Support finer-grained and richer access to tar archives content

Problem statement

As part of the research around improving the handling of large files in k6, we discovered that expanding the internal capabilities of k6 as it interacts with tar archives was key.

To be able to open, seek through, read, and stream the content of files in a memory-efficient and cloud-compatible way, we came to the conclusion we need to be able to perform those operations over a tar archive without decompressing it.

However, the tar file format was designed with tape storage in mind, and the feature set we're looking for either need to have support for in the library we use to interface with it, or needs some work on our side to provide those capabilities to k6.

Knowledge and Assumptions

Some more research and experimentation are needed on that front, but our initial set of assumptions regarding the tar archive format and our use of it in k6 are the following:

k6 uses the tar archive format to store user content (scripts, assets, and configuration)
k6 archives can contain big files (in size) but generally contain a limited number of files.
the tar archive format is an old format designed to store data in contiguous blocks on magnetic tapes
- it was designed with contiguous sequential data storage in mind
- it consists of a sequence of alternating header and data blocks
- it is not indexed; there is no way to know which block contains which file without going through the archive until we find the header referring to the file we're looking for
- as a result, we can't directly seek to read or stream the content of a file within an archive without first going through the file until we find it.
The standard Go library is rightfully so rather low level and we believe it would be beneficial for us to add functionality to support
- directly access a file from the archive's content: as in "let me read file X from archive Y"
- directly seek a position within the archive: as in "move me to byte 128 of file X"

Solution Space

We want to explore adding the ability for k6 to essentially treat tar archives as filesystems of their own, from which we can directly read, stream and seek from and into files.

Some of those functionalities should be possible using the existing tar library, and others need to be built. We believe that to address the larger issue of consuming large files in a portable and memory-efficient manner, we would benefit from providing a higher level API over our tar archives, which would allow us to open, read, seek and stream through, specific files contained in them in a high level, user-friendly (and format agnostic?) manner.

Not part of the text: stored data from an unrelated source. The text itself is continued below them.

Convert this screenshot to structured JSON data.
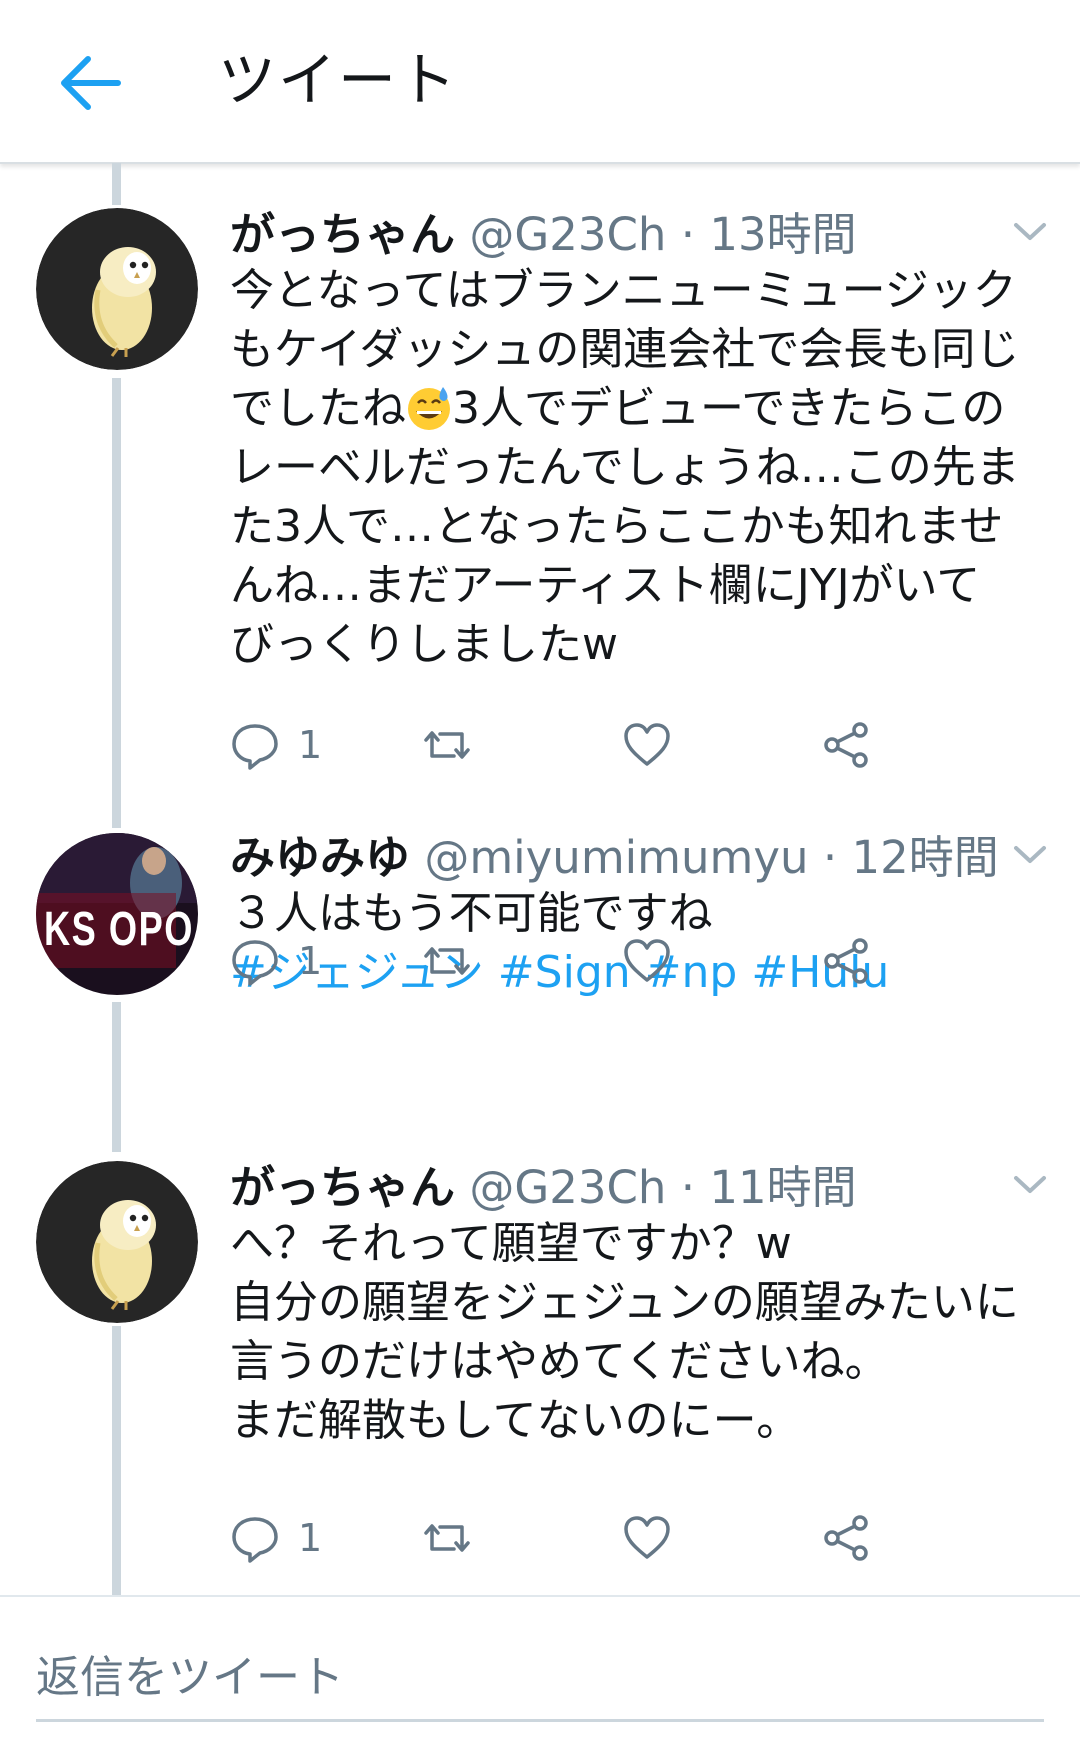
{
  "header": {
    "title": "ツイート",
    "back_icon": "arrow-left-icon",
    "accent": "#1da1f2"
  },
  "tweets": [
    {
      "name": "がっちゃん",
      "handle": "@G23Ch",
      "sep": "·",
      "time": "13時間",
      "lines": [
        "今となってはブランニューミュージック",
        "もケイダッシュの関連会社で会長も同じ",
        {
          "before": "でしたね",
          "emoji": "grinning-sweat-emoji",
          "after": "3人でデビューできたらこの"
        },
        "レーベルだったんでしょうね…この先ま",
        "た3人で…となったらここかも知れませ",
        "んね…まだアーティスト欄にJYJがいて",
        "びっくりしましたw"
      ],
      "reply_count": "1"
    },
    {
      "name": "みゆみゆ",
      "handle": "@miyumimumyu",
      "sep": "·",
      "time": "12時間",
      "lines": [
        "３人はもう不可能ですね"
      ],
      "hashtags": [
        "#ジェジュン",
        "#Sign",
        "#np",
        "#Hulu"
      ],
      "avatar_text": "KS OPO",
      "reply_count": "1"
    },
    {
      "name": "がっちゃん",
      "handle": "@G23Ch",
      "sep": "·",
      "time": "11時間",
      "lines": [
        "へ？それって願望ですか？w",
        "自分の願望をジェジュンの願望みたいに",
        "言うのだけはやめてくださいね。",
        "まだ解散もしてないのにー。"
      ],
      "reply_count": "1"
    }
  ],
  "reply_bar": {
    "placeholder": "返信をツイート"
  }
}
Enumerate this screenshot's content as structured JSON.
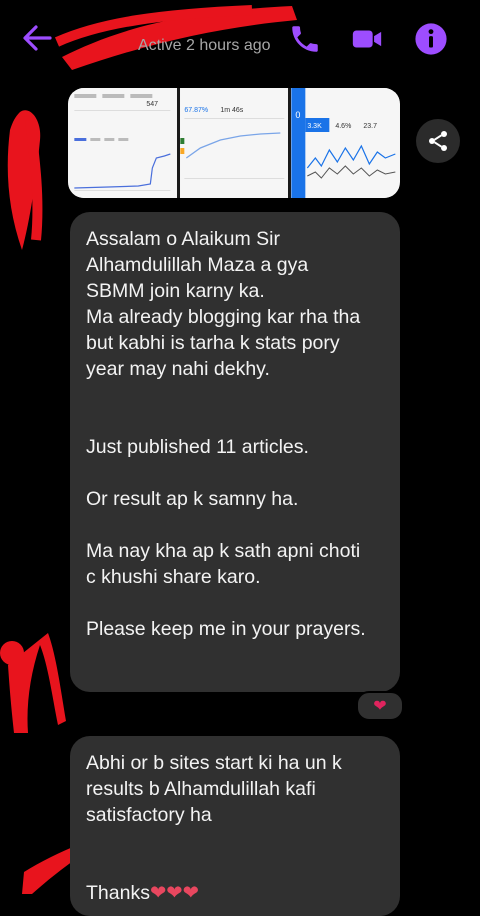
{
  "header": {
    "status": "Active 2 hours ago",
    "icons": [
      "back-arrow-icon",
      "phone-icon",
      "video-camera-icon",
      "info-icon"
    ],
    "accent_color": "#9d4dff"
  },
  "attachments": {
    "thumb_texts": {
      "t1_metric": "547",
      "t2_metric_a": "67.87%",
      "t2_metric_b": "1m 46s",
      "t3_metric_a": "0",
      "t3_metric_b": "3.3K",
      "t3_metric_c": "4.6%",
      "t3_metric_d": "23.7"
    },
    "share_icon": "share-icon"
  },
  "messages": [
    {
      "lines": [
        "Assalam o Alaikum Sir",
        "",
        "Alhamdulillah Maza a gya",
        "SBMM join karny ka.",
        "",
        "Ma already blogging kar rha tha",
        "but kabhi is tarha k stats pory",
        "year may nahi dekhy.",
        "",
        "",
        "Just published 11 articles.",
        "",
        "Or result ap k samny ha.",
        "",
        "Ma nay kha ap k sath apni choti",
        "c khushi share karo.",
        "",
        "Please keep me in your prayers."
      ],
      "reaction": "❤"
    },
    {
      "lines": [
        "Abhi or b sites start ki ha un k",
        "results b Alhamdulillah kafi",
        "satisfactory ha",
        "",
        "",
        "Thanks"
      ],
      "trailing": "❤❤❤"
    }
  ]
}
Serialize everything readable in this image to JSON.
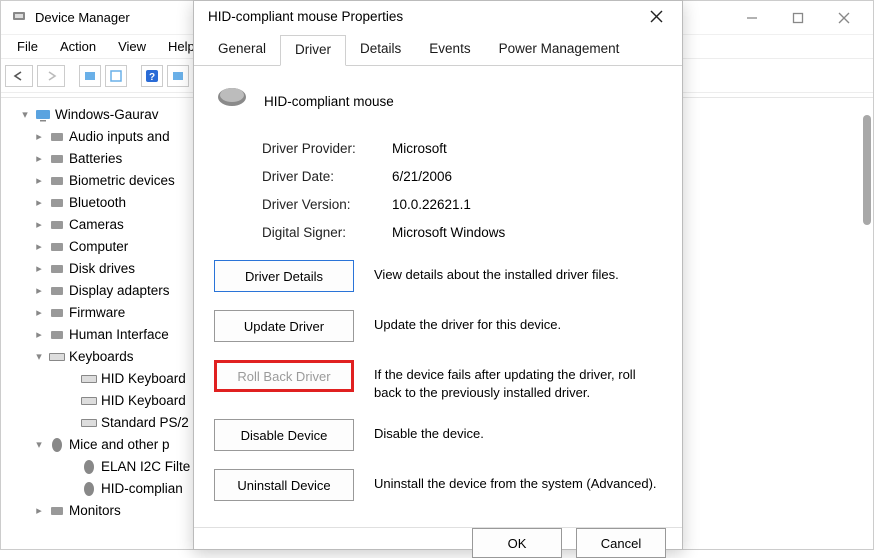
{
  "main": {
    "title": "Device Manager",
    "menus": [
      "File",
      "Action",
      "View",
      "Help"
    ]
  },
  "tree": {
    "root": "Windows-Gaurav",
    "items": [
      {
        "label": "Audio inputs and",
        "expanded": false,
        "depth": 1
      },
      {
        "label": "Batteries",
        "expanded": false,
        "depth": 1
      },
      {
        "label": "Biometric devices",
        "expanded": false,
        "depth": 1
      },
      {
        "label": "Bluetooth",
        "expanded": false,
        "depth": 1
      },
      {
        "label": "Cameras",
        "expanded": false,
        "depth": 1
      },
      {
        "label": "Computer",
        "expanded": false,
        "depth": 1
      },
      {
        "label": "Disk drives",
        "expanded": false,
        "depth": 1
      },
      {
        "label": "Display adapters",
        "expanded": false,
        "depth": 1
      },
      {
        "label": "Firmware",
        "expanded": false,
        "depth": 1
      },
      {
        "label": "Human Interface",
        "expanded": false,
        "depth": 1
      },
      {
        "label": "Keyboards",
        "expanded": true,
        "depth": 1
      },
      {
        "label": "HID Keyboard",
        "expanded": null,
        "depth": 2
      },
      {
        "label": "HID Keyboard",
        "expanded": null,
        "depth": 2
      },
      {
        "label": "Standard PS/2",
        "expanded": null,
        "depth": 2
      },
      {
        "label": "Mice and other p",
        "expanded": true,
        "depth": 1
      },
      {
        "label": "ELAN I2C Filte",
        "expanded": null,
        "depth": 2
      },
      {
        "label": "HID-complian",
        "expanded": null,
        "depth": 2
      },
      {
        "label": "Monitors",
        "expanded": false,
        "depth": 1
      }
    ]
  },
  "dialog": {
    "title": "HID-compliant mouse Properties",
    "tabs": [
      "General",
      "Driver",
      "Details",
      "Events",
      "Power Management"
    ],
    "active_tab": 1,
    "device_name": "HID-compliant mouse",
    "info": [
      {
        "k": "Driver Provider:",
        "v": "Microsoft"
      },
      {
        "k": "Driver Date:",
        "v": "6/21/2006"
      },
      {
        "k": "Driver Version:",
        "v": "10.0.22621.1"
      },
      {
        "k": "Digital Signer:",
        "v": "Microsoft Windows"
      }
    ],
    "actions": [
      {
        "label": "Driver Details",
        "desc": "View details about the installed driver files.",
        "state": "primary"
      },
      {
        "label": "Update Driver",
        "desc": "Update the driver for this device.",
        "state": "normal"
      },
      {
        "label": "Roll Back Driver",
        "desc": "If the device fails after updating the driver, roll back to the previously installed driver.",
        "state": "disabled",
        "highlight": true
      },
      {
        "label": "Disable Device",
        "desc": "Disable the device.",
        "state": "normal"
      },
      {
        "label": "Uninstall Device",
        "desc": "Uninstall the device from the system (Advanced).",
        "state": "normal"
      }
    ],
    "footer": {
      "ok": "OK",
      "cancel": "Cancel"
    }
  }
}
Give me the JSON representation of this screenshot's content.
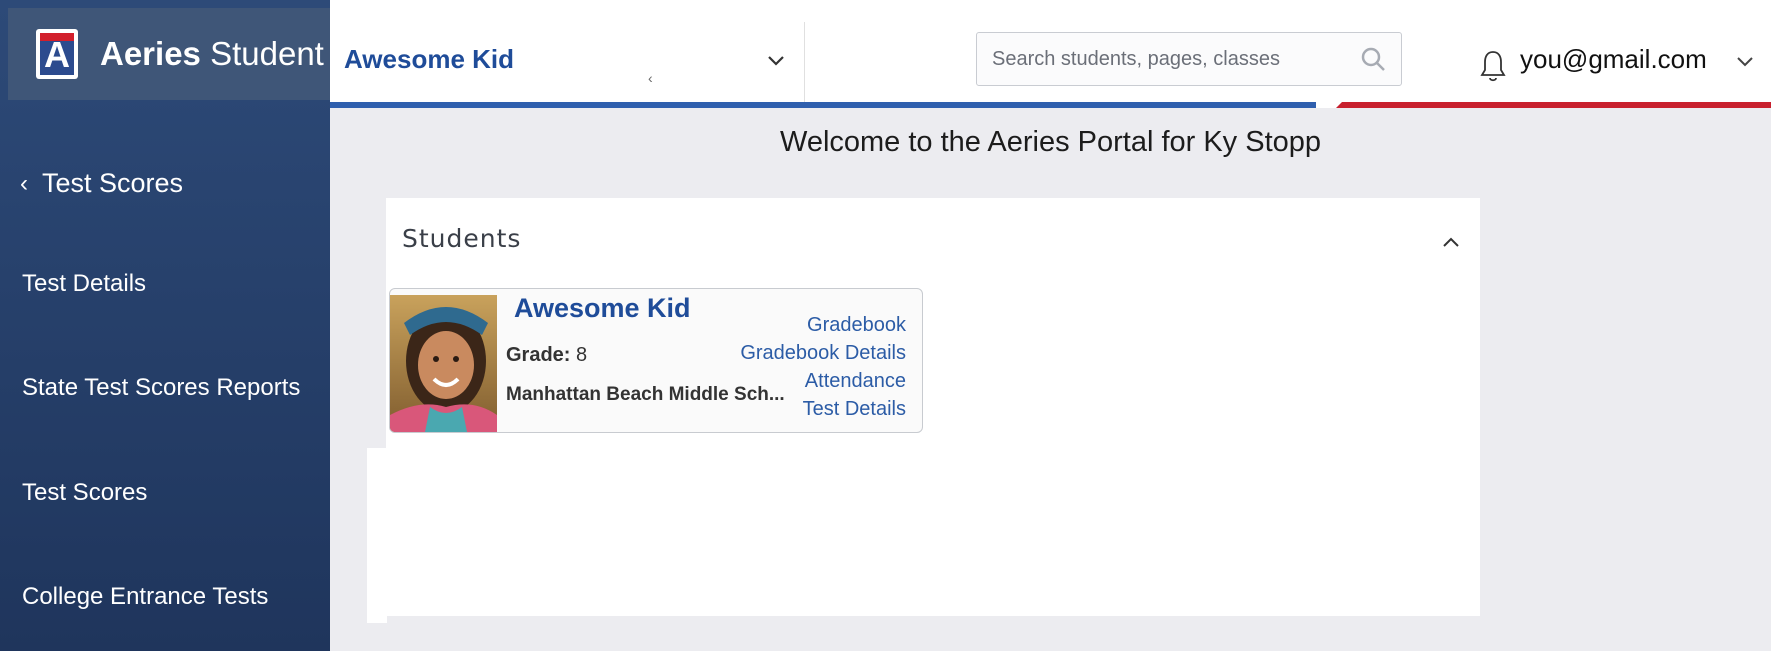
{
  "brand": {
    "name_bold": "Aeries",
    "name_light": "Student",
    "logo_letter": "A"
  },
  "sidebar": {
    "back_label": "Test Scores",
    "items": [
      {
        "label": "Test Details"
      },
      {
        "label": "State Test Scores Reports"
      },
      {
        "label": "Test Scores"
      },
      {
        "label": "College Entrance Tests"
      }
    ]
  },
  "header": {
    "student_name": "Awesome Kid",
    "tiny_mark": "‹",
    "search_placeholder": "Search students, pages, classes",
    "user_email": "you@gmail.com"
  },
  "main": {
    "welcome": "Welcome to the Aeries Portal for Ky Stopp",
    "card_title": "Students",
    "student_card": {
      "name": "Awesome Kid",
      "grade_label": "Grade:",
      "grade_value": "8",
      "school": "Manhattan Beach Middle Sch...",
      "links": [
        "Gradebook",
        "Gradebook Details",
        "Attendance",
        "Test Details"
      ]
    }
  },
  "colors": {
    "sidebar_top": "#2d4a78",
    "sidebar_bottom": "#1f355c",
    "accent_blue": "#2f5fae",
    "accent_red": "#c8202e",
    "link": "#2c5ca6"
  },
  "icons": [
    "search-icon",
    "bell-icon",
    "chevron-down-icon",
    "chevron-left-icon",
    "chevron-up-icon"
  ]
}
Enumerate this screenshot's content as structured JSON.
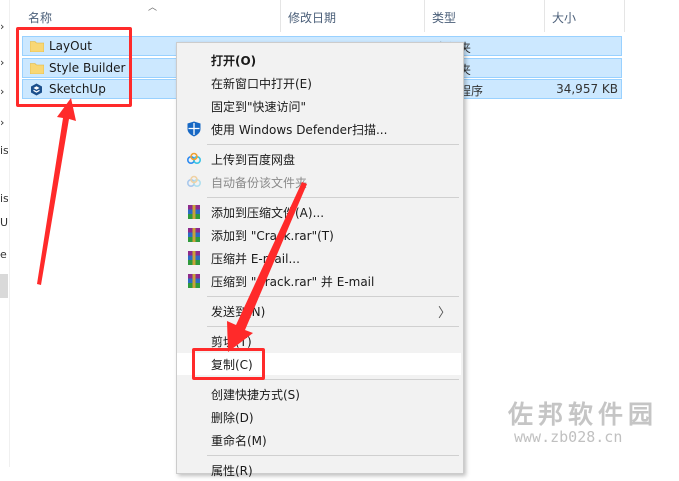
{
  "columns": {
    "name": "名称",
    "modified": "修改日期",
    "type": "类型",
    "size": "大小"
  },
  "files": [
    {
      "name": "LayOut",
      "type": "文件夹",
      "size": "",
      "icon": "folder-icon"
    },
    {
      "name": "Style Builder",
      "type": "文件夹",
      "size": "",
      "icon": "folder-icon"
    },
    {
      "name": "SketchUp",
      "type": "应用程序",
      "size": "34,957 KB",
      "icon": "sketchup-icon"
    }
  ],
  "nav_fragments": [
    "is",
    "is",
    "U",
    "e"
  ],
  "context_menu": {
    "open": "打开(O)",
    "open_new_window": "在新窗口中打开(E)",
    "pin_quick_access": "固定到\"快速访问\"",
    "defender": "使用 Windows Defender扫描...",
    "baidu_upload": "上传到百度网盘",
    "baidu_backup": "自动备份该文件夹",
    "add_to_archive": "添加到压缩文件(A)...",
    "add_to_crack": "添加到 \"Crack.rar\"(T)",
    "compress_email": "压缩并 E-mail...",
    "compress_crack_email": "压缩到 \"Crack.rar\" 并 E-mail",
    "send_to": "发送到(N)",
    "cut": "剪切(T)",
    "copy": "复制(C)",
    "create_shortcut": "创建快捷方式(S)",
    "delete": "删除(D)",
    "rename": "重命名(M)",
    "properties": "属性(R)"
  },
  "watermark": {
    "title": "佐邦软件园",
    "url": "www.zb028.cn"
  },
  "colors": {
    "selection": "#cce8ff",
    "selection_border": "#99d1ff",
    "menu_bg": "#f2f2f2",
    "annotation": "#ff2a2a",
    "folder": "#f8d775"
  }
}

A target API could support (non-binding! all specific names, descriptions, and scope are just here for reference and absolutely non-finale, this is ideation):

some LoadArchive operation which would open the tar archive, and go through it once while building an index of its content
some archive.open(filename string) function which would return a file-descriptor (io.Reader) like handle to a specific file in the archive?
some FileHandle.Read([]byte) (implementing io.Reader) and FileHandle.seek(offset int) operations which would respectively read bytes from the file and allow to move the "reading head" through a specific file in the archive.
some Filehandle.Stream(filename) <- chan byte which would return a channel to consume the data from the file.
some archive.Read(filename string) function which would return the content of a specific file in the archive as a []byte?
some archive.Stream(filename string <- chan byte which would return a stream of data from a specific file in the archive
some archive.Exists(filename string) operation to find out if an archive contains a given file
some archive.List() []FileStat operation to list the archive's content.

All those functionalities could likely be built on the existing libraries.

Edits

14th of March 2023, rephrased, and clarified problematic and scope according to comments from @imiric 🙏🏻

Hey, I have some comments about this, but correct me if I'm wrong.

TAR was essentially designed for streaming files stored on sequential media, such as tapes. So it's a good fit for sequential access, but not so much for random or direct access, since it lacks an index. It's not a compression format, since files are just concatenated sequentially.

as far as we know, the tar archive format and the existing Go libraries do not allow us to

directly access a file from the archive's content, one has to either extract it on disk

The archive/tar stdlib doesn't allow you direct access, true, but the file doesn't need to be extracted to disk. Instead, we need to loop over all headers, and check the filename, as we currently do in lib.ReadArchive.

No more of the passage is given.